I follow the standard in philosophy Justified True Beliefs = knowledge and when such knowledge reaches a high or the highest epistemic standard it can be dubbed epistemically certain.
To established justification I use the philosophy called Reliabilism.
Reliabilism is a general approach to epistemology that emphasizes the truth-conduciveness of a belief-forming process, method, or other epistemologically relevant factor. The reliability theme appears both in theories of knowledge and theories of justification.
For the true part I use the philosophy called The Correspondence Theory of Truth.
The correspondence theory of truth states that the truth or falsity of a statement is determined only by how it relates to the world and whether it accurately describes (i.e., corresponds with) that world.
For the beliefs part I use what philosophy calls The Ethics of Belief.
The “ethics of belief” refers to a cluster of questions at the intersection of epistemology, philosophy of mind, psychology, and ethics. The central question in the debate is whether there are norms of some sort governing our habits of belief-formation, belief-maintenance, and belief-relinquishment. Is it ever or always morally wrong (or epistemically irrational, or imprudent) to hold a belief on insufficient evidence?
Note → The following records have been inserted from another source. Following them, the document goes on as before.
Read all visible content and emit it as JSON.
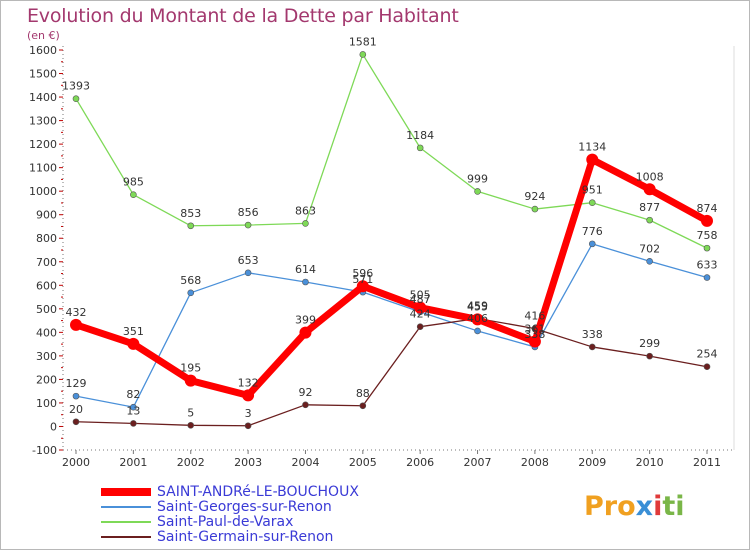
{
  "chart_data": {
    "type": "line",
    "title": "Evolution du Montant de la Dette par Habitant",
    "subtitle": "(en €)",
    "x": [
      "2000",
      "2001",
      "2002",
      "2003",
      "2004",
      "2005",
      "2006",
      "2007",
      "2008",
      "2009",
      "2010",
      "2011"
    ],
    "y_ticks": [
      -100,
      0,
      100,
      200,
      300,
      400,
      500,
      600,
      700,
      800,
      900,
      1000,
      1100,
      1200,
      1300,
      1400,
      1500,
      1600
    ],
    "ylim": [
      -100,
      1600
    ],
    "grid": false,
    "legend_position": "bottom-left",
    "series": [
      {
        "name": "SAINT-ANDRé-LE-BOUCHOUX",
        "color": "#ff0000",
        "values": [
          432,
          351,
          195,
          132,
          399,
          596,
          505,
          455,
          361,
          1134,
          1008,
          874
        ]
      },
      {
        "name": "Saint-Georges-sur-Renon",
        "color": "#4a90d9",
        "values": [
          129,
          82,
          568,
          653,
          614,
          571,
          487,
          406,
          338,
          776,
          702,
          633
        ]
      },
      {
        "name": "Saint-Paul-de-Varax",
        "color": "#7ed957",
        "values": [
          1393,
          985,
          853,
          856,
          863,
          1581,
          1184,
          999,
          924,
          951,
          877,
          758
        ]
      },
      {
        "name": "Saint-Germain-sur-Renon",
        "color": "#6b1f1f",
        "values": [
          20,
          13,
          5,
          3,
          92,
          88,
          424,
          459,
          416,
          338,
          299,
          254
        ]
      }
    ]
  },
  "logo": {
    "parts": [
      "Pro",
      "x",
      "i",
      "ti"
    ]
  }
}
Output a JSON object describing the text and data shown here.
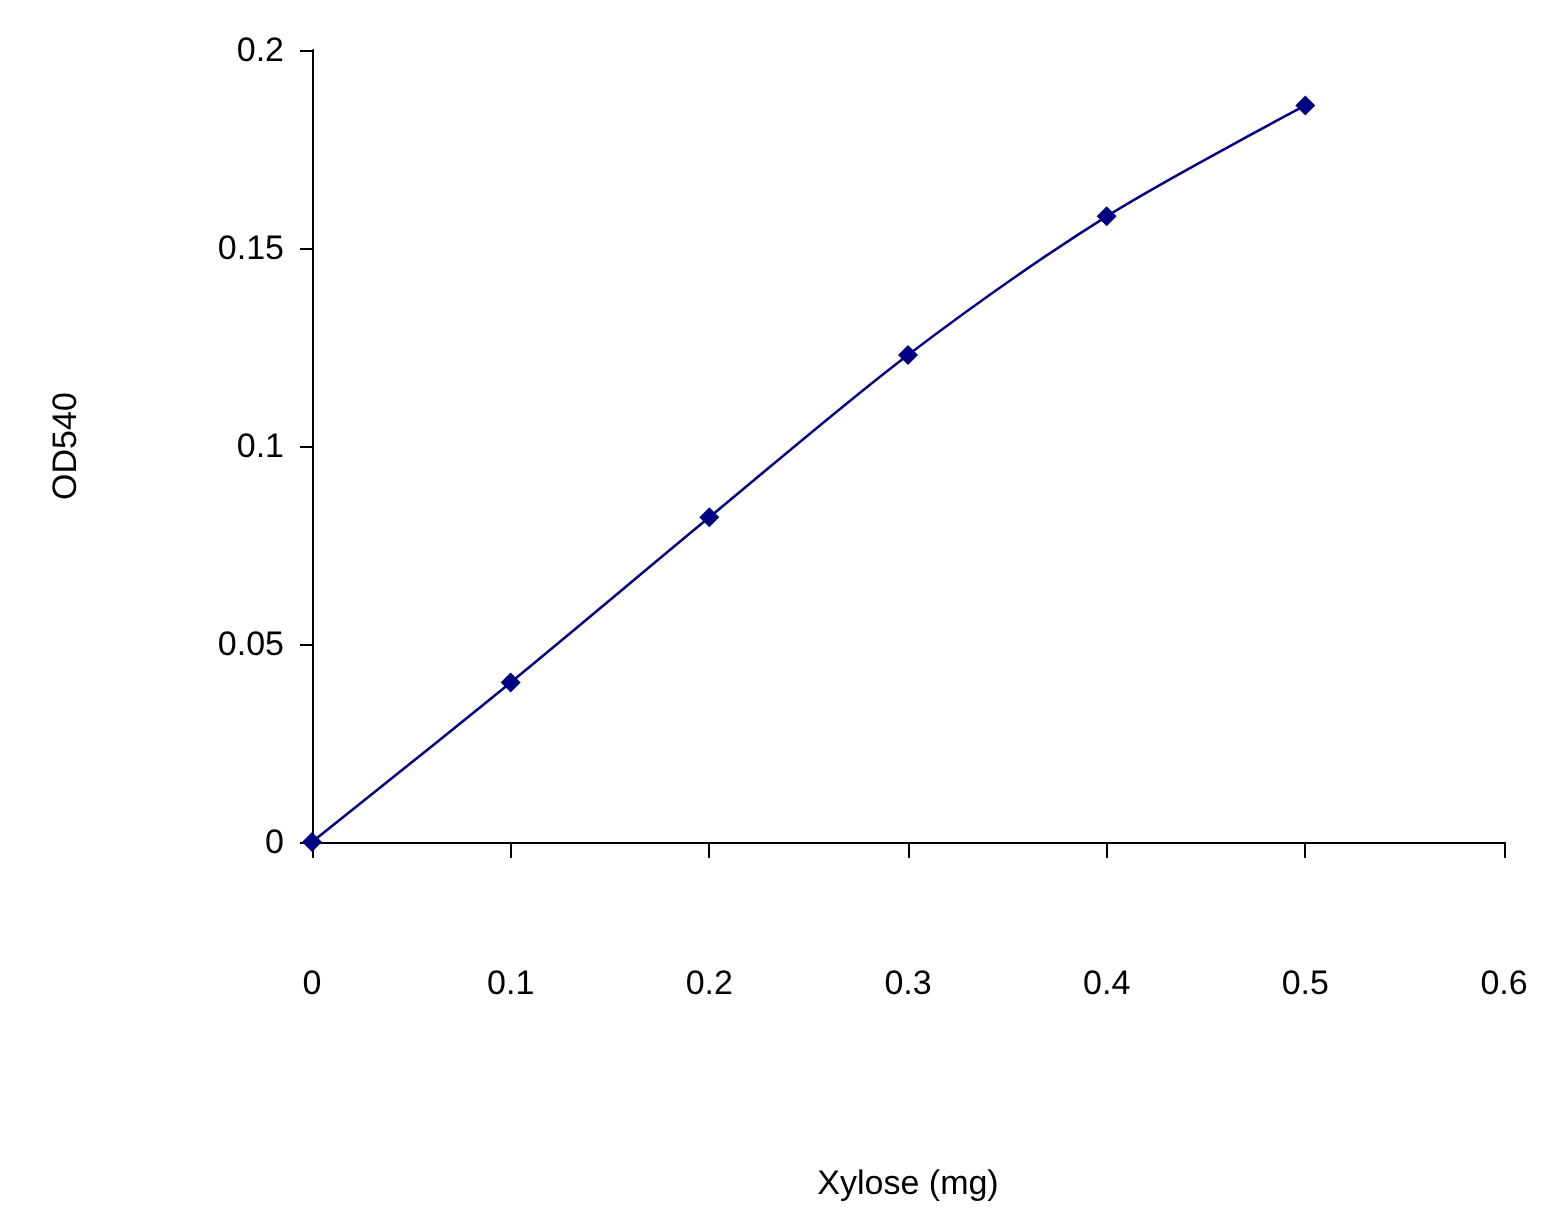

Is it ever or always morally right (or epistemically rational, or prudent) to believe on the basis of sufficient evidence, or to withhold belief in the perceived absence of it? Is it ever or always obligatory to seek out all available epistemic evidence for a belief? Are there some ways of obtaining evidence that are themselves immoral or imprudent?
If a religionist, theist, or fideist states they have different evidence then I would say present it and it must be justified with valid and reliable reason and evidence. As that is the only way to know truth from falsehoods or you just have unjustified belief. Faith is offered as the justification for belief. As seen in the statement I believe in god because I have faith. Translation I am using faith (strong believe without or contrary to evidence) in place of facts. This faith instead of facts is a corner point of in all magical, mystical, supernatural, and superstitious thinking or beliefs. Ones who are science-minded holding to objective methodologies such as the scientific method would be compiled by the ethics of belief to never put faith over facts, in fact never use faith as a justification for belief at all. We must not confuse beliefs, religion is beliefs built from myths devoid of corroborating evidence. Science uses corroborating evidence to establish what is true and that offers something worthy to believe. And nothing is a justified true belief without valid or reliable reason and evidence; just as everything believed must be open to question, leaving nothing above challenge.
In general, I do not care that much what others believe personally until they say it is true, ask my opinion, challenge my evidence, thinking, or beliefs, or use their beliefs to hurt, oppress, or discriminate against others or me. Often, the problem with what is labeled as personal religious belief never stays personal. It becomes a mission to spread (sometimes by force) that same religious belief as an innate factor of the belief itself. Commonly, this seems then to lead to the promotion of dogmatic magical thinking propaganda that tends to motivate beliefs with little problems in hurting, oppressing, or discriminating against others who reject the personal religious belief of the religionist, theist, or fideist. This practice of supposedly personal belief is most commonly forced on to children which shows that there is little personal about it. As for me, I do openly express my atheism, antitheism, antireligionism, and secular humanism but this is not some limiting dogmatism as I strive to be open to learn new things, if warranted and express my thinking or beliefs with justification as much as possible by utilizing valid and reliable reason as well as evidence.